I couldn’t believe what I was hearing. This woman who appeared to be in her eighties was telling me that her mother made her take some lutefisk every year. I looked around the table to see if anyone was old enough to be her mother. No one came close.

Dumbfounded, I asked, “Is she here?”

She looked at me rather matter-of-factly and said, “Heavens no. She died almost twenty years ago,” as if it was common knowledge.

“And yet you still take some lutefisk and make yourself eat it,” I clarified.

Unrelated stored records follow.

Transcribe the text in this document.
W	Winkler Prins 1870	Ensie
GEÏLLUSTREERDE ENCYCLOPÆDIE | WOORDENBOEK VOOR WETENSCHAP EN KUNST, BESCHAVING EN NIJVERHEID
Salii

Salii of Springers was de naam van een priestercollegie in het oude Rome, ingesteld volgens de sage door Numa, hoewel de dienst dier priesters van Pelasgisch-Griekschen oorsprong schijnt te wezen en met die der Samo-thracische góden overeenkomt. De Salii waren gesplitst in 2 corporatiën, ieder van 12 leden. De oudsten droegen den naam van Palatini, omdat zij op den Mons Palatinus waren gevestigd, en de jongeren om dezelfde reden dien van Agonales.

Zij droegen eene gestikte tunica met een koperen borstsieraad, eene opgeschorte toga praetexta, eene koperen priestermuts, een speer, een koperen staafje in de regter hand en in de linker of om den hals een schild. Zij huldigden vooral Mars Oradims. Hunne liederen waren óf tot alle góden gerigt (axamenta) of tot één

“Yes. She is my mother after all.”

I wondered at the thought of being so conditioned that a person would continue to obey a long-dead parent even at the age of eighty or more. Certainly this woman was free to eat what she liked and to avoid those things she disliked. Isn’t that what it meant to be an adult in charge of your own life? And yet here she was gulping down this fish as if she were still an eight year old girls under the watchful eye of her mother at Christmas dinner.

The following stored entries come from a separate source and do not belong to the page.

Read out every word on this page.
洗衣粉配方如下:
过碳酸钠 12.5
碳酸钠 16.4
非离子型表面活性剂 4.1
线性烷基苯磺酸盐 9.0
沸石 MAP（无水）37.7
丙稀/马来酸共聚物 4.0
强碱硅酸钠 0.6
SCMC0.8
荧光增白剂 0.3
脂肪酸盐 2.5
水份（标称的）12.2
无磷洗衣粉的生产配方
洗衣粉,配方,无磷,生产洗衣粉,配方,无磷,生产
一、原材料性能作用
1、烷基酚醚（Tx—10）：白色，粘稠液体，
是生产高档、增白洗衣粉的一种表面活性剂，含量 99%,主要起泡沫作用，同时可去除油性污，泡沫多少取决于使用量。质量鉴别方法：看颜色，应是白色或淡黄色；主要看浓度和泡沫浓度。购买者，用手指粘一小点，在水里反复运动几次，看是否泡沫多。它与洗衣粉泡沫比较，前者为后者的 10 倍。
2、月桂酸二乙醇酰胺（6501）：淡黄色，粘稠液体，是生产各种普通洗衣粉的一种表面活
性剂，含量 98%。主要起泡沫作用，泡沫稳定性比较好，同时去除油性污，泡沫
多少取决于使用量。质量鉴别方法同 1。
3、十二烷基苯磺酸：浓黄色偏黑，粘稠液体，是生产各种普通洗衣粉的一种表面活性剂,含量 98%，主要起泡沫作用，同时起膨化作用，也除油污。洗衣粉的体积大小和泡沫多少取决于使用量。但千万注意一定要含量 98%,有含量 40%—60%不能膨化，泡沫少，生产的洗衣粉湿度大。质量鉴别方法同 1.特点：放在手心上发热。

At the same time, though, I felt like I was standing on holy ground. I didn’t completely understand it but this meal, this fish, was more than a fund raising supper. It was almost sacramental in the way that it drew the community together, spanning time and distance while connecting people to the generations who had preceded them. And now I was privileged to be welcomed into that community and join in the tradition. Perhaps it didn’t link me to my personal ancestors but it connected me to the people I would be serving as a pastor.

This is the dichotomy of traditions. They keep us rooted in one place while connecting people across time and space. At their best, traditions provide a firm foundation for us to go out and explore all that life has to offer while keeping us mindful of who we are and where we came from. At their worst, traditions hold us in one place, demanding unquestioned allegiance to a way of life that may no longer exist. The struggle usually comes when the traditions of one generation no longer hold meaning for the next; when traditions fails to make those vital connections. I wondered if this woman’s grandchildren would so steadfastly eat something they disliked, or if they would more likely connect by baking their grandmother’s cookie recipe instead.

I finished my lutefisk and even took a small second helping when the platters were passed around the table again. I judiciously mixed it with mashed rutabagas to help it down. And in the years that followed I would work a fourteen hour shift at the Lutefisk Supper on the first Saturday in November to be part of the community and to be part of that tradition.